FURTHER to Mr Conlan’s letter of August 19, I totally agree with him that these old railway lines need to be reopened, not just for cyclists and walkers, but horse riders too.

Avoiding the ever busier roads, these routes would make it safe for the public to use.

Surely ways round buildings and ploughed out sections could be negotiated with landowners.

The government has promised money for cycle access and here is the opportunity for Ryedale District Council to take advantage of these grants and get cracking and open up these old lines for multi-user access.

I am sure that motorists would improve and be much happier to see cyclists and horse riders safely off the roads. Everybody would benefit.

Bill Tait, Helmsley

Make it happen

A “PATH for Everyone” from Hovingham to Malton is an idea whose time has come.

Linking eight settlements, promoting fitness and tackling obesity, reducing transport emissions and congestion, providing a safe route to schools and encouraging sustainable tourism, it ticks the boxes.

Whether eight or 80 years old, riders of bicycles, mobility scooters, e-bikes, electric wheelchairs, as well as walkers, will be able to enjoy active travel to their destination, or just enjoy a trip out into the countryside.

Malton businesses are likely to benefit as going to its shops and facilities becomes a pleasure.
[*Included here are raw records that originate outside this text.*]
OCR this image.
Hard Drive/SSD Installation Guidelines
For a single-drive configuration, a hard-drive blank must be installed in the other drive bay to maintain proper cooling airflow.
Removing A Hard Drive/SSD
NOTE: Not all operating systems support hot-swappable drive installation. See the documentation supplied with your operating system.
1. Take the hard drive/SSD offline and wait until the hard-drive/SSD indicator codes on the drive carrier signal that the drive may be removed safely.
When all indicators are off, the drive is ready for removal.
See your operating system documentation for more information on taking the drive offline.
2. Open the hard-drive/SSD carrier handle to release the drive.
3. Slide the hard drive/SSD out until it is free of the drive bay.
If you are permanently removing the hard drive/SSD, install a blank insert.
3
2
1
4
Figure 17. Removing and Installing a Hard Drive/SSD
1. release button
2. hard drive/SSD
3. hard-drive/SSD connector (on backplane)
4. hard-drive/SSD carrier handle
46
Entering the town along a wide, even path which is free of motor traffic is an attractive prospect. Let’s make it happen.

Josephine Downs, Swinton

Blooming display

I WONDER how many of your readers have been as delighted as I have been by the fantastic variety of wild flowers that have been on display on our road side verges this summer. The stretch between Malton and Hovingham has been particularly beautiful. Just passing in the car I have seen cranesbills, yarrow, knapweed, ox-eye daisies, scabious, red and white campions, and various vetches to name but a few.

The UK has lost 97 per cent of its ancient meadowland since the 1930s and the half a million kilometres of rural road verges are now essential for maintaining the rich diversity of plant life upon which our bees, butterflies and birds depend.

These plants evolved alongside farming practises such as haymaking and rely on similar continued management, with cutting limited to once or twice a year in order to allow seeds to fully ripen and ensure continued new growth.

Roadside verges are home to 45 per cent of the UK’s total flora and contribute immensely to the beauty of our glorious Yorkshire countryside.

If any readers tend a verge and are interested in helping preserve our biodiversity, please visit the website plantlife.org and read their “The Good Verge Guide”. It explains how easy it is to “do your bit” to preserve this valuable resource and enhance our environment.